Just 12% of the executives interviewed believe that globalisation will have a 'somewhat negative' or 'very negative' impact on their organisation.

Regulation and corruption

Even bosses in developing countries are upbeat about globalisation.

"They are unanimous that it's not a threat but an opportunity; they worry less about multinationals coming into their market, but look forward to getting better access to new markets," Mr DiPiazza said.

It is the burden on business where the bosses in the developed and developing nations differ.

In industrialised nations, too much regulation and trade barriers top the list of complaints.

Corruption and poor education and health systems are the biggest worries of chief executives in developing countries.

China first

Much of global investment has been focused on the so-called BRIC countries - Brazil, Russia, India and China - a term first coined by investment bank Goldman Sachs.

But the survey's findings shatter several widely held assumptions about the motives.

While nearly half of all firms say that lower costs is one of the factors driving their decision to do business in these countries, about three quarters hope to get access to new customers.

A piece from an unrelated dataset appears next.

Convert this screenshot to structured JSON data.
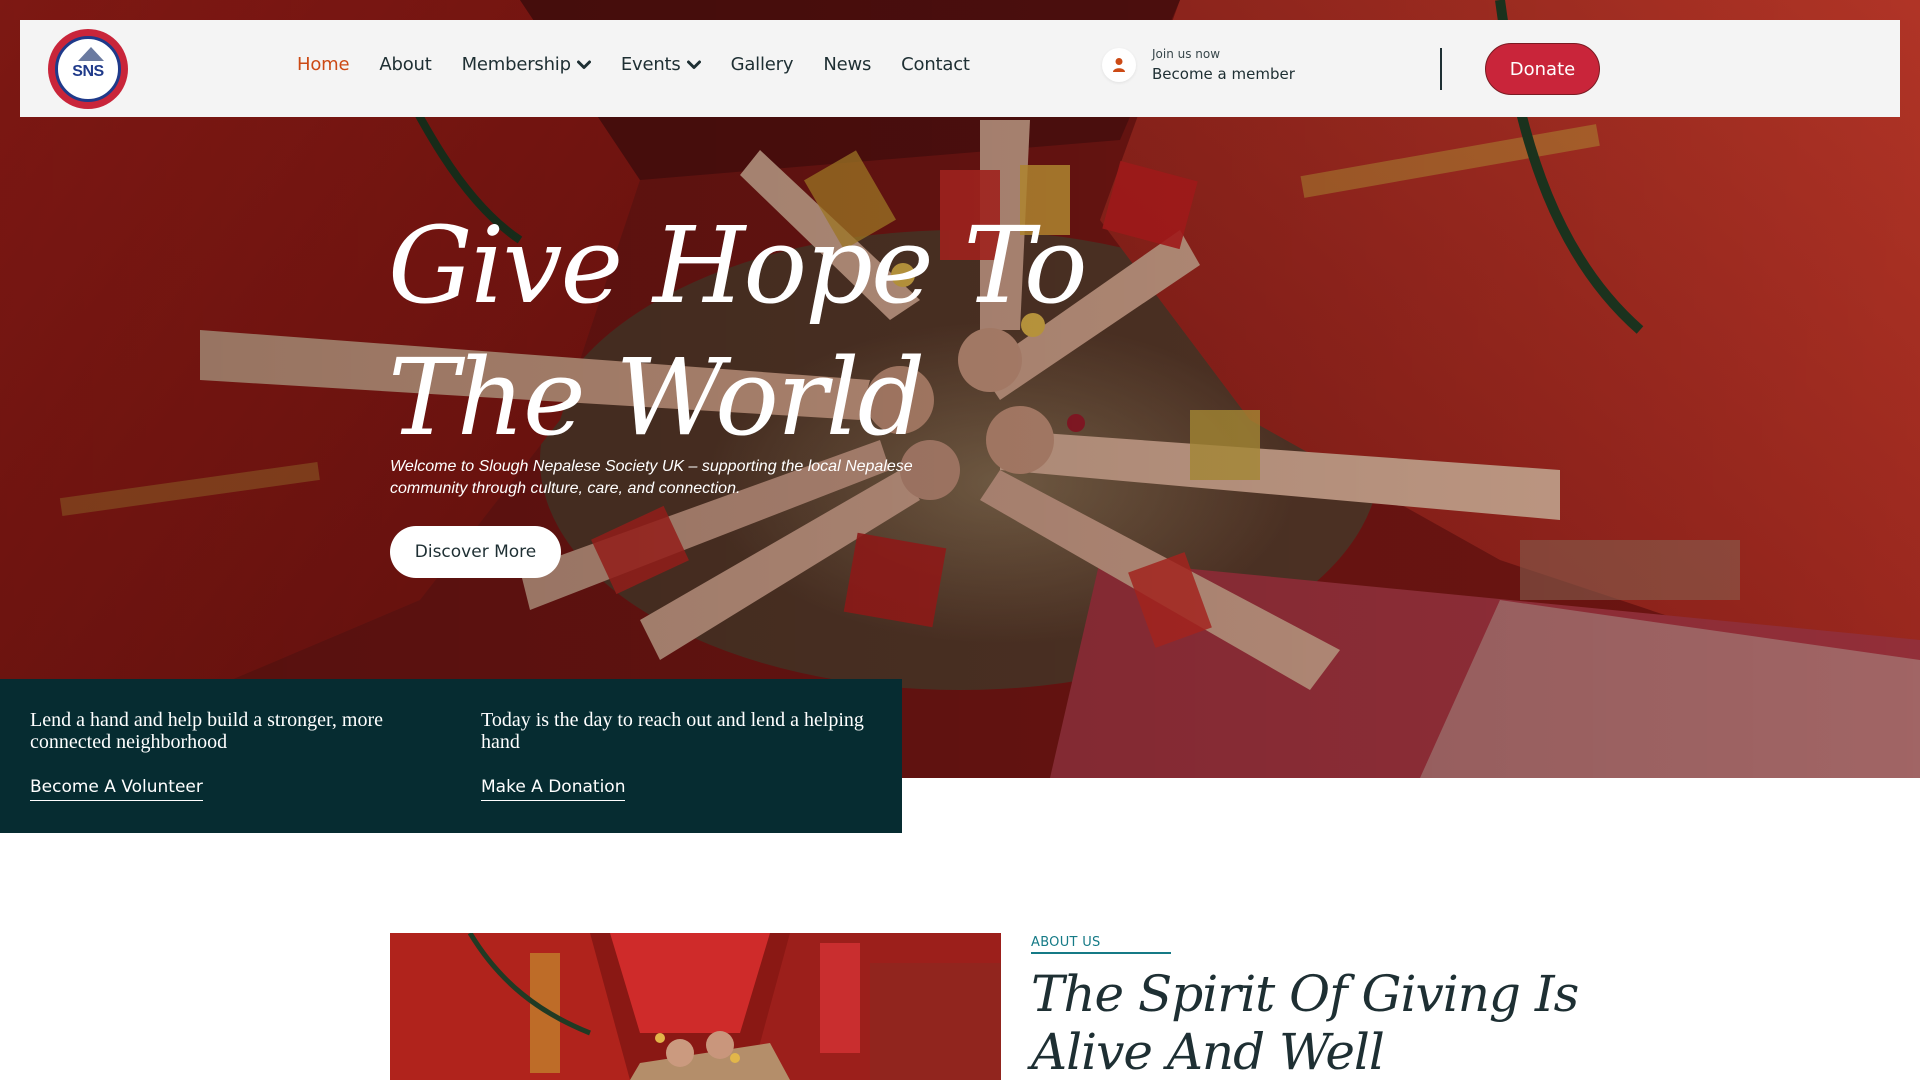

Among the BRIC countries, unsurprisingly most corporate attention is focused on China.

Nearly four fifths of companies have a strategy to enter the Chinese market, while 55% hope to sell there within the next three years.

India came second, with 64% of companies seeing "significant market opportunities", while less than half identify such opportunities in Brazil and Russia .

"Until recently, when people thought about China it was about making things cheaply and sell them to the West," says Kieran Poynter, the chairman of PwC UK. "Today they see a billion people that are getting richer and who represent a consumer market."

India, meanwhile, is rated highly for its highly skilled workforce.

PricewaterhouseCoopers interviewed for the survey 1,410 chief executives in 45 countries during the last three months of 2005.

Of the chief executives surveyed, 25% worked for companies with a turnover of $1bn a year and more, while half were leading firms that had a turnover of less than $500m.